Increasing accuracy of genomic selection in presence of high density marker panels through the prioritization of relevant polymorphisms

Abstract

Background: It becomes clear that the increase in the density of marker panels and even the use of sequence data didn't result in any meaningful increase in the accuracy of genomic selection (GS) using either regression (RM) or variance component (VC) approaches. This is in part due to the limitations of current methods. Association model are well over-parameterized and suffer from severe co-linearity and lack of statistical power. Even when the variant effects are not directly estimated using VC based approaches, the genomic relationships didn't improve after the marker density exceeded a certain threshold. SNP prioritization-based fixation index (F ST ) scores were used to track the majority of significant QTL and to reduce the dimensionality of the association model. Results: Two populations with average LD between adjacent markers of 0.3 (P1) and 0.7 (P2) were simulated. In both populations, the genomic data consisted of 400 K SNP markers distributed on 10 chromosomes. The density of simulated genomic data mimics roughly 1.2 million SNP markers in the bovine genome. The genomic relationship matrix (G) was calculated for each set of selected SNPs based on their F ST score and similar numbers of SNPs were selected randomly for comparison. Using all 400 K SNPs, 46% of the off-diagonal elements (OD) were between - 0.01 and 0.01. The same portion was 31, 23 and 16% when 80 K, 40 K and 20 K SNPs were selected based on F ST scores. For randomly selected 20 K SNP subsets, around 33% of the OD fell within the same range. Genomic similarity computed using SNPs selected based on F ST scores was always higher than using the same number of SNPs selected randomly.
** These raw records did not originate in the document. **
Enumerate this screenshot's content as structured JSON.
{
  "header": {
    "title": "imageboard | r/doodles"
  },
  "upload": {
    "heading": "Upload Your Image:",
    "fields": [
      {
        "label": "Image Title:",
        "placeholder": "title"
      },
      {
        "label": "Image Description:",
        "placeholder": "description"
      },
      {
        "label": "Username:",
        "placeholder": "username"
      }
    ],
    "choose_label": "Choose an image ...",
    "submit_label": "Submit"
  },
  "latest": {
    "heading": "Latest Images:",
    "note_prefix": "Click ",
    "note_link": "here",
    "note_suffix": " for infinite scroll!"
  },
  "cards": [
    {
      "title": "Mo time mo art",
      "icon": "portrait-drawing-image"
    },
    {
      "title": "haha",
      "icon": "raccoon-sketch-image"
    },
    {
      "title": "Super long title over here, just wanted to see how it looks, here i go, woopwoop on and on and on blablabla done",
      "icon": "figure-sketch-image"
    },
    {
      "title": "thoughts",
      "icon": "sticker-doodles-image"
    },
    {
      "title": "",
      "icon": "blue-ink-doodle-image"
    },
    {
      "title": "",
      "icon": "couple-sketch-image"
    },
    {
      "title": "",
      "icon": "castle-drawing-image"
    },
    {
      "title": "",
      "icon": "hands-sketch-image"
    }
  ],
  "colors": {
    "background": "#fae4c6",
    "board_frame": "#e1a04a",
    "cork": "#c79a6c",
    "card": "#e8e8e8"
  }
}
Maximum accuracies of 0.741 and 0.828 were achieved when 20 and 10 K SNPs were selected based on F ST scores in P 1 and P 2 , respectively. Conclusions: Genomic similarity could be maximized by the decrease in the number of selected SNPs, but it also leads to a decrease in the percentage of genetic variation explained by the selected markers. Finding the balance between these two parameters could optimize the accuracy of GS in the presence of high density marker panels.